‘Truthland’ challenges assertions in ‘Gasland’

By Burton Speakman



For the first time in the Mahoning Valley, residents had a chance to watch a movie designed to debunk many of the claims made in the “Gasland” documentary.

“Truthland” was screened Wednesday at Ohio Valley College of Technology. Independent Petroleum Association of America and Energy In Depth paid the production costs of the documentary.

This is the first time that fracking has been portrayed in this manner, said Daniel Alfaro, communications director for Energy in Depth-Ohio.

“This movie goes a long way in clarifying some of the more prominent myths and misconceptions we see and hear about oil and gas development,” he said.

It’s important that people have the ability to have facts about shale gas development being presented by experts in the field, Alfaro said.

“It’s goes back to the old Winston Churchill adage — a lie can travel halfway across the globe before the truth has a chance to get its pants on,” he said. “While there is an abundance of information and expert opinion that directly rebukes the propaganda portrayed in ‘Gasland,’ the myths portrayed in the film have, unfortunately, caused a lot of unnecessary concerns from the people who stand to benefit the most from Ohio’s oil and gas development.”

“Gasland” took liberties with facts and the truth, Alfaro said.

After the screening of “Truthland,” experts including Columbiana County Commissioner Mike Halleck and Brandon Calhoun of Chesapeake Energy presented a forum.

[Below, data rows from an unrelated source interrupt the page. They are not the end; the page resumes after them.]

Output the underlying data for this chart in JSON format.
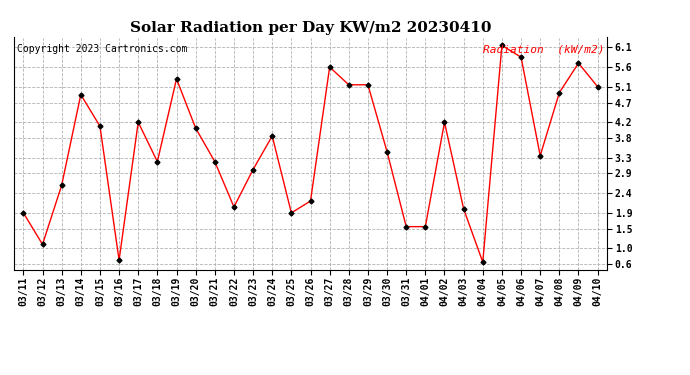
{
  "title": "Solar Radiation per Day KW/m2 20230410",
  "copyright": "Copyright 2023 Cartronics.com",
  "legend_label": "Radiation  (kW/m2)",
  "dates": [
    "03/11",
    "03/12",
    "03/13",
    "03/14",
    "03/15",
    "03/16",
    "03/17",
    "03/18",
    "03/19",
    "03/20",
    "03/21",
    "03/22",
    "03/23",
    "03/24",
    "03/25",
    "03/26",
    "03/27",
    "03/28",
    "03/29",
    "03/30",
    "03/31",
    "04/01",
    "04/02",
    "04/03",
    "04/04",
    "04/05",
    "04/06",
    "04/07",
    "04/08",
    "04/09",
    "04/10"
  ],
  "values": [
    1.9,
    1.1,
    2.6,
    4.9,
    4.1,
    0.7,
    4.2,
    3.2,
    5.3,
    4.05,
    3.2,
    2.05,
    3.0,
    3.85,
    1.9,
    2.2,
    5.6,
    5.15,
    5.15,
    3.45,
    1.55,
    1.55,
    4.2,
    2.0,
    0.65,
    6.15,
    5.85,
    3.35,
    4.95,
    5.7,
    5.1
  ],
  "yticks": [
    0.6,
    1.0,
    1.5,
    1.9,
    2.4,
    2.9,
    3.3,
    3.8,
    4.2,
    4.7,
    5.1,
    5.6,
    6.1
  ],
  "ylim": [
    0.45,
    6.35
  ],
  "line_color": "red",
  "marker": "D",
  "marker_color": "black",
  "marker_size": 2.5,
  "background_color": "#ffffff",
  "grid_color": "#aaaaaa",
  "title_fontsize": 11,
  "copyright_fontsize": 7,
  "legend_fontsize": 8,
  "tick_fontsize": 7,
  "legend_color": "red"
}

“We haven’t had a lot of complaints about fracking in our county,” Halleck said. “I think part of that has to do with the rural nature of our county.”

It is still early in the shale formation development, but figures show that by 2020 more people will be working in the oil and gas industry in Columbiana County than the county’s current population, he said.

There are already 15 different companies affiliated with the industry working within the county, Halleck said.

“Most of the people here like the oil and gas companies,” he said. “We’ve had a phenomenal experience.”

There is already a shortage in the housing supply. Companies are coming to the area talking about adding extra housing, from mobile homes to other forms, Halleck said.

“There could be 1,500 to 5,000 wells in Columbiana County in the next five years,” he said.

Calhoun compared the Utica Shale development to what occurred within the Haynesville Shale. The western part of the shale is thinner, but it has more oil and heavy wet gas. The eastern part of the shale is thicker and has lighter gas.

Chesapeake only moved into the Utica Shale in August 2011 and the company has already spent $1 billion on leases in northeast Ohio, he said.

“Development could begin to ramp up any time in the next year to five years,” Calhoun said.

Chesapeake wants to develop soon, before the typical five-year lease term runs out because of the significant investment it has made in the area, he said.

Columbiana County is one of the areas in which Chesapeake has made a large investment, Calhoun said.

The woman who stars in “Truthland” does a great job, said Keith Williams of Wellsville, who came to see the movie.

“Truthland debunks a lot of the falsehoods of Josh Fox in the ‘Gasland’ movie,” Williams said.